Pada 28 Januari, Trump mengumumkan bahwa Angkatan Laut AS telah mengirimkan “armada besar” ke Timur Tengah, yang dipimpin oleh kapal induk bertenaga nuklir Abraham Lincoln. Ia mengancam Teheran dengan kekerasan jika pemerintah Iran menolak untuk menandatangani kesepakatan itu. Ia tidak memberikan rincian spesifik mengenai kesepakatan tersebut.
“Namun para pejabat Amerika dan Eropa mengatakan bahwa mereka telah mengajukan tiga tuntutan kepada Iran selama pembicaraan: penghentian secara permanen pengayaan uranium, pembatasan jumlah rudal balistik, dan penghentian semua bantuan untuk kelompok proksi di Timur Tengah, termasuk Hamas , Hizbullah, dan Houthi yang beroperasi di Yaman ,” tulis NYT.

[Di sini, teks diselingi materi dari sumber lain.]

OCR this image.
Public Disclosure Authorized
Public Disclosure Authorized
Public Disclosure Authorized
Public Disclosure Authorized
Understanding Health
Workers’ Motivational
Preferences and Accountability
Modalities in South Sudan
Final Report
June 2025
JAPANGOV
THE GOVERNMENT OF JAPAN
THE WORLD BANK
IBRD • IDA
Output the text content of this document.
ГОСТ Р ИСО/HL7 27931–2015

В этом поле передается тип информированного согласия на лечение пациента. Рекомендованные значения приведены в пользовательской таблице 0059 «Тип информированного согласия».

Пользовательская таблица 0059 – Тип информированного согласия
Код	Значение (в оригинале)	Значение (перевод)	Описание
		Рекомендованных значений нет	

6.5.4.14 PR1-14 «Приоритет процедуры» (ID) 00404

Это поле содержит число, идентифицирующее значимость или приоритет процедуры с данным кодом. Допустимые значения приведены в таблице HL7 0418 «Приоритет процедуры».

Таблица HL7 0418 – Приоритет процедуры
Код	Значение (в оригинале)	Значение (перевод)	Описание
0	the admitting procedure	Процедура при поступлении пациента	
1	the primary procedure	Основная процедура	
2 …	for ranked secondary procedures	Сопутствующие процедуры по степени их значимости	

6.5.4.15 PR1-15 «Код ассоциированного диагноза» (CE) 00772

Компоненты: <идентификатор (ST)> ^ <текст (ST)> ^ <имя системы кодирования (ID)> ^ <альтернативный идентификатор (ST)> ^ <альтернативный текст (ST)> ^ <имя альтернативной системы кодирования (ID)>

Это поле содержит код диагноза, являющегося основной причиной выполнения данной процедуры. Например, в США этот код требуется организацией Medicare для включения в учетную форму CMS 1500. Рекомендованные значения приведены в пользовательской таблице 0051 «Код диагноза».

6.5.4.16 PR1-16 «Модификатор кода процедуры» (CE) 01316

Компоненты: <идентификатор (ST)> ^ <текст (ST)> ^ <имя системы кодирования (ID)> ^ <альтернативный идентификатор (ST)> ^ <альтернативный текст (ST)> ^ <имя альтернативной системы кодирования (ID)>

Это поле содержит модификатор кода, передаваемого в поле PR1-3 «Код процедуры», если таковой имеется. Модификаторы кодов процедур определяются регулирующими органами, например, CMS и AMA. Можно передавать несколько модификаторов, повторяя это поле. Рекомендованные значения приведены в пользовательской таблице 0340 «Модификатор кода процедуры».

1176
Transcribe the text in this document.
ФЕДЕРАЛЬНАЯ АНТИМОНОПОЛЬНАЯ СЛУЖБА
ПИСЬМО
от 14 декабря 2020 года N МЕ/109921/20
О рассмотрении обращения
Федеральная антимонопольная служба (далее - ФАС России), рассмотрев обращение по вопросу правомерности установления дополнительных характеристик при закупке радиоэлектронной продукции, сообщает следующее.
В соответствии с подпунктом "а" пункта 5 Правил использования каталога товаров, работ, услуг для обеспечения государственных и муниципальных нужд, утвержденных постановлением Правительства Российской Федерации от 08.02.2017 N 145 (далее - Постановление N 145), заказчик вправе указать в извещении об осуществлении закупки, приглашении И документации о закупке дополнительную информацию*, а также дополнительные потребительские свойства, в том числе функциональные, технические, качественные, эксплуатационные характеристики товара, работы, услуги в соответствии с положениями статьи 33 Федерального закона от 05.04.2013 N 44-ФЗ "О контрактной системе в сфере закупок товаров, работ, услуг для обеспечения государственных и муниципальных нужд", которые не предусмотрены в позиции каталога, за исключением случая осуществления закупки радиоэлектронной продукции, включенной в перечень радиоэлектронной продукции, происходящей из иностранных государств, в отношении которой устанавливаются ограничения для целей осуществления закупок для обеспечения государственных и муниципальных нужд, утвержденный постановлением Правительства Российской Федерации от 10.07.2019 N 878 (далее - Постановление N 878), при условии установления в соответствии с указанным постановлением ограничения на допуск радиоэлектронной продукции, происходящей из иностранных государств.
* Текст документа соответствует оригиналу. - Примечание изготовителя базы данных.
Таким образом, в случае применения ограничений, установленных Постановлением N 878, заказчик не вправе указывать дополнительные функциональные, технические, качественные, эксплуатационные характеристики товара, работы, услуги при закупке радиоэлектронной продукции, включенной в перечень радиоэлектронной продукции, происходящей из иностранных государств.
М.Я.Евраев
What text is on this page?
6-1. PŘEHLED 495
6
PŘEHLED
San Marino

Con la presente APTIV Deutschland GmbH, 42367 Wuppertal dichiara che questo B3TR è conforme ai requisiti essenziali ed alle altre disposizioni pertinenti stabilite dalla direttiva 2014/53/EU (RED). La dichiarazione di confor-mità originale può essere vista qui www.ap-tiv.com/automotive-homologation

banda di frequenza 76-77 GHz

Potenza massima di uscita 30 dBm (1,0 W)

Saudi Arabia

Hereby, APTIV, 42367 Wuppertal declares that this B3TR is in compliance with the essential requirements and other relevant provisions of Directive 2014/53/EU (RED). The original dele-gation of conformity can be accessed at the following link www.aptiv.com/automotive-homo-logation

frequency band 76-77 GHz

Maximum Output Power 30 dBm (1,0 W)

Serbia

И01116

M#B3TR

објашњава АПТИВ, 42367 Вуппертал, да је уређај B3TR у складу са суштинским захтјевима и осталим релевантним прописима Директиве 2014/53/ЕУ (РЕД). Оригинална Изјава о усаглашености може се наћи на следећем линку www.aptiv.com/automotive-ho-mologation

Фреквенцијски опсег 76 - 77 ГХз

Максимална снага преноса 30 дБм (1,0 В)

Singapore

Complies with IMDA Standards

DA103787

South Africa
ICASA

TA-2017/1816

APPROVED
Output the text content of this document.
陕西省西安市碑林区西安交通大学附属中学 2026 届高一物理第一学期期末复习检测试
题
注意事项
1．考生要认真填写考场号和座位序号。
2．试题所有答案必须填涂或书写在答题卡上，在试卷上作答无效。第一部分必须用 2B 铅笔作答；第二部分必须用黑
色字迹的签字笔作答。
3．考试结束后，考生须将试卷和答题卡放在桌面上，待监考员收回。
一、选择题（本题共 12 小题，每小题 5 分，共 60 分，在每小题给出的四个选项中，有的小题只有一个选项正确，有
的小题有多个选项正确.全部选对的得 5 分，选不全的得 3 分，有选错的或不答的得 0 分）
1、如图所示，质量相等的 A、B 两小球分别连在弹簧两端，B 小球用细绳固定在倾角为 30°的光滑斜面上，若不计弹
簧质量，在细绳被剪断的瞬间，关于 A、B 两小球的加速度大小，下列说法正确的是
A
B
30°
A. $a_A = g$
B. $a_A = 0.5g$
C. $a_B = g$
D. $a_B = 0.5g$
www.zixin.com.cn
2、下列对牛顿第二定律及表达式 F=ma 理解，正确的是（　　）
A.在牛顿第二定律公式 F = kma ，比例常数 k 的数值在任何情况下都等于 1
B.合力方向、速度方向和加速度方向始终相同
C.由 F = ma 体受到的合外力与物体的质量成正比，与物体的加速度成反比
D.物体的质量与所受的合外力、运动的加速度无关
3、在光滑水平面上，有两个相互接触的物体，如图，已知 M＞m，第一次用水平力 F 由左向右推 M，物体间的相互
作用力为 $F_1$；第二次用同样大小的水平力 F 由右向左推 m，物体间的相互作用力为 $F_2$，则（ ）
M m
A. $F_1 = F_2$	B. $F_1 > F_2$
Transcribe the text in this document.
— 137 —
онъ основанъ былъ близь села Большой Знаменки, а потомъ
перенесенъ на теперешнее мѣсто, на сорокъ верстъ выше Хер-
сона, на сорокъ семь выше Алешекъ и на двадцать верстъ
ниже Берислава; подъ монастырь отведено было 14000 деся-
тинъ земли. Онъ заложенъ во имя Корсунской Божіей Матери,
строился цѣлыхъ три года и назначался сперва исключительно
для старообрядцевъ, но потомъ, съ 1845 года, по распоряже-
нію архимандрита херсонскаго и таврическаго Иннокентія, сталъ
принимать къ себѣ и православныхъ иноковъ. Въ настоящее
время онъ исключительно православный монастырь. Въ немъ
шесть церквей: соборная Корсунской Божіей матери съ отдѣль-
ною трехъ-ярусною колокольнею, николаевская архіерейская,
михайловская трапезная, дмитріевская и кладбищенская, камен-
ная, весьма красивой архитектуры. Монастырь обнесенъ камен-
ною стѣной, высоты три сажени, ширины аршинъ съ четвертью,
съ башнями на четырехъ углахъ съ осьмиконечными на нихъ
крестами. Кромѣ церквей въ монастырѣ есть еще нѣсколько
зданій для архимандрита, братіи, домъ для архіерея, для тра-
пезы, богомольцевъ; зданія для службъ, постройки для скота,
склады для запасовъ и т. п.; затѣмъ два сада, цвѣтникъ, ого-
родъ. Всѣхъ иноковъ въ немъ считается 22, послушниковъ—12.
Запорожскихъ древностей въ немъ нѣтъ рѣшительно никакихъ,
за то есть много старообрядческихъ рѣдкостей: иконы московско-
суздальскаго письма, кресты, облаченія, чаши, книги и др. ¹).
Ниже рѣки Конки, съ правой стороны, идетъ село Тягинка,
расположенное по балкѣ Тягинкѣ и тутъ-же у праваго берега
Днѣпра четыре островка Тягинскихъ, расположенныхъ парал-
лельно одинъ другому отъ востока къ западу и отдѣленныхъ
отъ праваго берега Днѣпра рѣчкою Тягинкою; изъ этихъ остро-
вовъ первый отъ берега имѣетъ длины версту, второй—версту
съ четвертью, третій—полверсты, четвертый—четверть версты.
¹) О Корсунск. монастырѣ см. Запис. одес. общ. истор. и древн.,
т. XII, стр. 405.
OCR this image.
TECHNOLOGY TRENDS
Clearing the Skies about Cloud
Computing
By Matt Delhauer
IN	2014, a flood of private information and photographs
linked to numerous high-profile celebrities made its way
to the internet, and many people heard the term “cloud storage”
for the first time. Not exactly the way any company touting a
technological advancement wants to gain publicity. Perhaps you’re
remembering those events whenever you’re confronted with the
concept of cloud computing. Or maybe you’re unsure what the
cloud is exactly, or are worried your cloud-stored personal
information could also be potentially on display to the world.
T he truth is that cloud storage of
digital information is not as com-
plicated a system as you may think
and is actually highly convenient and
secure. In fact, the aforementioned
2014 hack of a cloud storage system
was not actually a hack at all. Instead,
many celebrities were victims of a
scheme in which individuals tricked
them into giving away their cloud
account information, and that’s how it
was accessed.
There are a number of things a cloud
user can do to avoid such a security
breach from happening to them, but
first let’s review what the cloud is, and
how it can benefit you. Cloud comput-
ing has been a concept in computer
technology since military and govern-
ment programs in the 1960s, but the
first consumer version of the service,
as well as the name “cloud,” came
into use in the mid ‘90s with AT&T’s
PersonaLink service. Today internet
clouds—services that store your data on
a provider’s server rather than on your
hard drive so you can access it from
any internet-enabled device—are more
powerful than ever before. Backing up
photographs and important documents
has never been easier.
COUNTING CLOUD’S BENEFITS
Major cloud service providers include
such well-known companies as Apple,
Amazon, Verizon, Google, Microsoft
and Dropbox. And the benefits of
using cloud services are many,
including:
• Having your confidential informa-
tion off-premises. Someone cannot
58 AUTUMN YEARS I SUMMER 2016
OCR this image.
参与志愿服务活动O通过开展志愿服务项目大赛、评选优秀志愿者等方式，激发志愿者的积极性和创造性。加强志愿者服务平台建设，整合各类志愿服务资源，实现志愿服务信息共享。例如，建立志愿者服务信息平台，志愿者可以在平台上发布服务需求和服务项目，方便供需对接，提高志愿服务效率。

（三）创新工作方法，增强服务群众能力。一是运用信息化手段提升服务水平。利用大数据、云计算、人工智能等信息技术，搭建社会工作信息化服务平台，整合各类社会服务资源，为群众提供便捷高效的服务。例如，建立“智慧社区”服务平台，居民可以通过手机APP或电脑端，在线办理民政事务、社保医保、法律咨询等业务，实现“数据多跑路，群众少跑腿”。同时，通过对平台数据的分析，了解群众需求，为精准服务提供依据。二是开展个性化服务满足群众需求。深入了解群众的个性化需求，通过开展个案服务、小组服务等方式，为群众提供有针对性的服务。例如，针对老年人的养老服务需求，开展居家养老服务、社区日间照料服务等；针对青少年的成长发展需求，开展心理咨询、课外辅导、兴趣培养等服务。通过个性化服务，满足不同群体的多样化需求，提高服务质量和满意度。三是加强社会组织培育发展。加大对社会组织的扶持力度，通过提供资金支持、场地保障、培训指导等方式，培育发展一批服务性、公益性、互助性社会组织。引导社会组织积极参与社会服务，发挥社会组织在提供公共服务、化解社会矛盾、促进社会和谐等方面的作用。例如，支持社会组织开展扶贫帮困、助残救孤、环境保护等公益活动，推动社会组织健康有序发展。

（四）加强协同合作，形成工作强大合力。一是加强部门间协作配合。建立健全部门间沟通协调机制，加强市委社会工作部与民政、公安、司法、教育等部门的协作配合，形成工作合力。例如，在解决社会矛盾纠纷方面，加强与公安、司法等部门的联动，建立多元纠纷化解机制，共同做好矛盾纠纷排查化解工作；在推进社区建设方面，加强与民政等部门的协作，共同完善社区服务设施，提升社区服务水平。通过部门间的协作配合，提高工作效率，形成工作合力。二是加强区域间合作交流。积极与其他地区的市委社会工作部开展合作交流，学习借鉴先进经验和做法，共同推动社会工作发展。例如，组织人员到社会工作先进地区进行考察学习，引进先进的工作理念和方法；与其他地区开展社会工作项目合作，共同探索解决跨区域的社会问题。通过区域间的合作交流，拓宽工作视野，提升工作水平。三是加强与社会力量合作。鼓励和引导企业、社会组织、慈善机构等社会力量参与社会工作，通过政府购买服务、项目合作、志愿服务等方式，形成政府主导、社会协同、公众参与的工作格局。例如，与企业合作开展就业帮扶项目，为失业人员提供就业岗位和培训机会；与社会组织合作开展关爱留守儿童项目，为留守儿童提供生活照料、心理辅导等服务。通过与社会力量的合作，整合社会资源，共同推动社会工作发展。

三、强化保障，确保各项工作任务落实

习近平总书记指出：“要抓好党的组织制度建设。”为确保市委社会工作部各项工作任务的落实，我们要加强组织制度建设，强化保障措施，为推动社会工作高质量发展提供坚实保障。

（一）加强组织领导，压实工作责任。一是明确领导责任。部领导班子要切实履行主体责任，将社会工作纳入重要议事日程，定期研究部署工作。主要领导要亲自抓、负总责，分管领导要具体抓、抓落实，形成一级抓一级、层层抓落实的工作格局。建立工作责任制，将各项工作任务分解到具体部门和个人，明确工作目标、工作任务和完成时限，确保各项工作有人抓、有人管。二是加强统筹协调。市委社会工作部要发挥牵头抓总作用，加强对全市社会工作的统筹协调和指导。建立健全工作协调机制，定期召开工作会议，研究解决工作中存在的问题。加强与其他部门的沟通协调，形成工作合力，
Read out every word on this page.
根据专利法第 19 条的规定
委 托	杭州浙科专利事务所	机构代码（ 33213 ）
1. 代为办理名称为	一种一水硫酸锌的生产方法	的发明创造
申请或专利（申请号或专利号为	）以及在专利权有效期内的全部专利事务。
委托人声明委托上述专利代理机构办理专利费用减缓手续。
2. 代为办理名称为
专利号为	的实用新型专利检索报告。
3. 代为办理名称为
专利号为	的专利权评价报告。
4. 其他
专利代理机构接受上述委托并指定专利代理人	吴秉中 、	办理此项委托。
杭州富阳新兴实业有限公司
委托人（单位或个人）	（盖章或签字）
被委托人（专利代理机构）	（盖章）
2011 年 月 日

Politisi Partai Republik itu berharap Iran akan segera datang ke meja perundingan dan mencapai kesepakatan yang adil dan merata—yang menguntungkan semua pihak.
Pemimpin Amerika itu memperingatkan bahwa “waktunya hampir habis” dan menyerukan Teheran untuk mencapai kesepakatan.
“Serangan berikutnya akan jauh lebih buruk! Jangan biarkan itu terjadi lagi,” pungkas Trump.
Korps Garda Revolusi Islam Iran (IRGC) mengatakan pasukan Iran “telah siap menembak” dan “lebih siap dari sebelumnya untuk melaksanakan perintah dan instruksi panglima tertinggi.” Pihak berwenang memperingatkan bahwa jika terjadi serangan, wilayah Israel dan pangkalan Amerika di Timur Tengah akan menjadi “target yang sah.” Teheran akan menganggap setiap serangan sebagai perang skala penuh dan siap untuk merespons “dengan cara yang paling keras,” lapor seorang pejabat senior Iran.